Cite this asFleming RM, Fleming MR (2020) FMTVDM-Finally Opens the Doorway from Qualitative to Quantitative Measurement and Treatment of Heart Disease. J Cardiovasc Med Cardiol 7(2): 060-062. DOI: 10.17352/2455-2976.000114
Diagnostic determination of coronary artery disease has primarily relied upon qualitative image interpretation and tests of minimal measureable value. The introduction of the first measureable test dates back to the late 1890s following its presentation by Willem Einthoven at a Dutch Medical Association Conference in 1893-the electrocardiogram.
While the electrocardiogram provides millimeter changes on paper-these changes do not translate into measureable myocardial consequence. The same is true for blood tests, which are frequently obtained during acute coronary syndrome evaluations-including troponin (more than one type currently in use), Creatine Kinase (CK-MB) and a plethora of other blood tests-in an effort to determine if the patient is experiencing a Myocardial Infarction (MI).
Other efforts at quantification include echocardiography-where ultrasound is used to measure blood flow velocities through the inner chambers of the heart, as well as dimensions of those chambers and their thickness. The end result is a measurement that is then translated into outcomes defined as mild, moderate and severe-hardly the terms of quantification.
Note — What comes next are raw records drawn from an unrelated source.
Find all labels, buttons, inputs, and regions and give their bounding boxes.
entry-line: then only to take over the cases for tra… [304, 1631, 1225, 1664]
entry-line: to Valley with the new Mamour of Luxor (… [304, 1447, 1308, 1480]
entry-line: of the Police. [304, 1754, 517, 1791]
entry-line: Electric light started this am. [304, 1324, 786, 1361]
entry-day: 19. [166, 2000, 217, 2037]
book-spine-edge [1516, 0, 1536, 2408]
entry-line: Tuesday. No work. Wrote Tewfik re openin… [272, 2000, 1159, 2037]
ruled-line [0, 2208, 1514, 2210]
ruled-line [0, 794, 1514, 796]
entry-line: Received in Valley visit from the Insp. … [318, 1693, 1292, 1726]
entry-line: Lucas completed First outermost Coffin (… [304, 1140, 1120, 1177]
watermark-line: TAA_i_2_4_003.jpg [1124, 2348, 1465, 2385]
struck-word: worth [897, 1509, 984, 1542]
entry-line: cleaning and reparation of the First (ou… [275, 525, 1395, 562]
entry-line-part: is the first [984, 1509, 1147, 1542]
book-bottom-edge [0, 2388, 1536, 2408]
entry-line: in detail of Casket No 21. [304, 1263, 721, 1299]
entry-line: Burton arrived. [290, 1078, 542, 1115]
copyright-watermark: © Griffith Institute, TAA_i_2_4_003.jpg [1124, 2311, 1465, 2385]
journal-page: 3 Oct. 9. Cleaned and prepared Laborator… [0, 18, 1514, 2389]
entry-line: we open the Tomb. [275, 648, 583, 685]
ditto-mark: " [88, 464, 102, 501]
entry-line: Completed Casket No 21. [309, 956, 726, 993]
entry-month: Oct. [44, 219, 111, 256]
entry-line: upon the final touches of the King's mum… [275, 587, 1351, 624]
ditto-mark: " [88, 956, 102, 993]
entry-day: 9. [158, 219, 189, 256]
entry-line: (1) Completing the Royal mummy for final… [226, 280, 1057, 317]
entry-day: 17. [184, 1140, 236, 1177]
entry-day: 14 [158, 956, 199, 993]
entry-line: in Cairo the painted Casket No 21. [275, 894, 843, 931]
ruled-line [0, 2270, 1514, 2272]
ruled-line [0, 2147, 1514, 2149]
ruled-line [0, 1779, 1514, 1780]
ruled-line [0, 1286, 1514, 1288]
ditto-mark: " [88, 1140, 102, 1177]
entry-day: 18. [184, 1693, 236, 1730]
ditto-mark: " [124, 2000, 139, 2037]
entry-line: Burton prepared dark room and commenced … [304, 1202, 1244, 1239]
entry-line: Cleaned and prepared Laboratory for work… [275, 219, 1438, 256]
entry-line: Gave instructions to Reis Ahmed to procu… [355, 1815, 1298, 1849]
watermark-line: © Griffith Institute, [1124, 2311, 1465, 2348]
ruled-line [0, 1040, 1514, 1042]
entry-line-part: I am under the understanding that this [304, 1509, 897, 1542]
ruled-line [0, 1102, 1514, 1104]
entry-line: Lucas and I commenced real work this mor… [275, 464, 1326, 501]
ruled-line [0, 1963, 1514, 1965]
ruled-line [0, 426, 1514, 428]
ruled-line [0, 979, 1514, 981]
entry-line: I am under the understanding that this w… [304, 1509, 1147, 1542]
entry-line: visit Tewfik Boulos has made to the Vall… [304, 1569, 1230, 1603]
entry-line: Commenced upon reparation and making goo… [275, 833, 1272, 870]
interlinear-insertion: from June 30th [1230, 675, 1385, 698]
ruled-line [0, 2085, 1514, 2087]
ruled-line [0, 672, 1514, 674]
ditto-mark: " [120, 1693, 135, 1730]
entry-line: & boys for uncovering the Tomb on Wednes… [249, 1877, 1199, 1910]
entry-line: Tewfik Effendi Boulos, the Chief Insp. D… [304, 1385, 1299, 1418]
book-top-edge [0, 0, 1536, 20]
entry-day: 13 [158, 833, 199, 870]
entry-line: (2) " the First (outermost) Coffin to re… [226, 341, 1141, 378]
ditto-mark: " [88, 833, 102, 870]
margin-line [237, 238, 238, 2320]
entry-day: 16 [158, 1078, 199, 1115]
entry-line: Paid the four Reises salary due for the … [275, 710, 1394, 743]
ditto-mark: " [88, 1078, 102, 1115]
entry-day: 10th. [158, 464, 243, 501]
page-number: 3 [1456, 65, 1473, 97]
The same outcome has been seen for the use of Myocardial Perfusion Imaging (MPI)-the utilization of nuclear isotopes to qualitatively assess perfusion of the heart. There have been several recent attempts to report such MPI results in terms of quantification however a review of publications addressing the use of Standard Uptake Values (SUV), show SUV to be-at best-a semi-quantitative approach [1-14].
While more accepted as providing a quantitative method for measuring the extent of coronary artery disease, coronary arteriography-frequently used to provide information about percent Diameter Stenosis (%DS) – only finds coronary artery disease once there has been sufficient build up of inflammatory material within the walls of the coronary arteries as to finally intrude upon the coronary artery-lumen producing identifiable narrowing [15,16]. Independently, there is also the additional problem associated with reader interpretation and error [17,18].
Consequently a series of investigative studies over the last twenty-years-examining earlier attempts at quantification-resulted in the development of the first quantitative method providing accurate, consistent and reproducible coronary blood flow measurements [19-43]. This method does not require the introduction of new equipment, drugs, or isotopes. It does however require a patent licensure to use. Full details of the science behind FMTVDM will soon be released in a medical textbook, which will also be used in the curriculum of U.S. training programs . FMTVDM has become the doorway through which we will now be able to walk from the world of qualitative to quantitative medicine.
FMTVDM is issued to first author. No other COIs to report.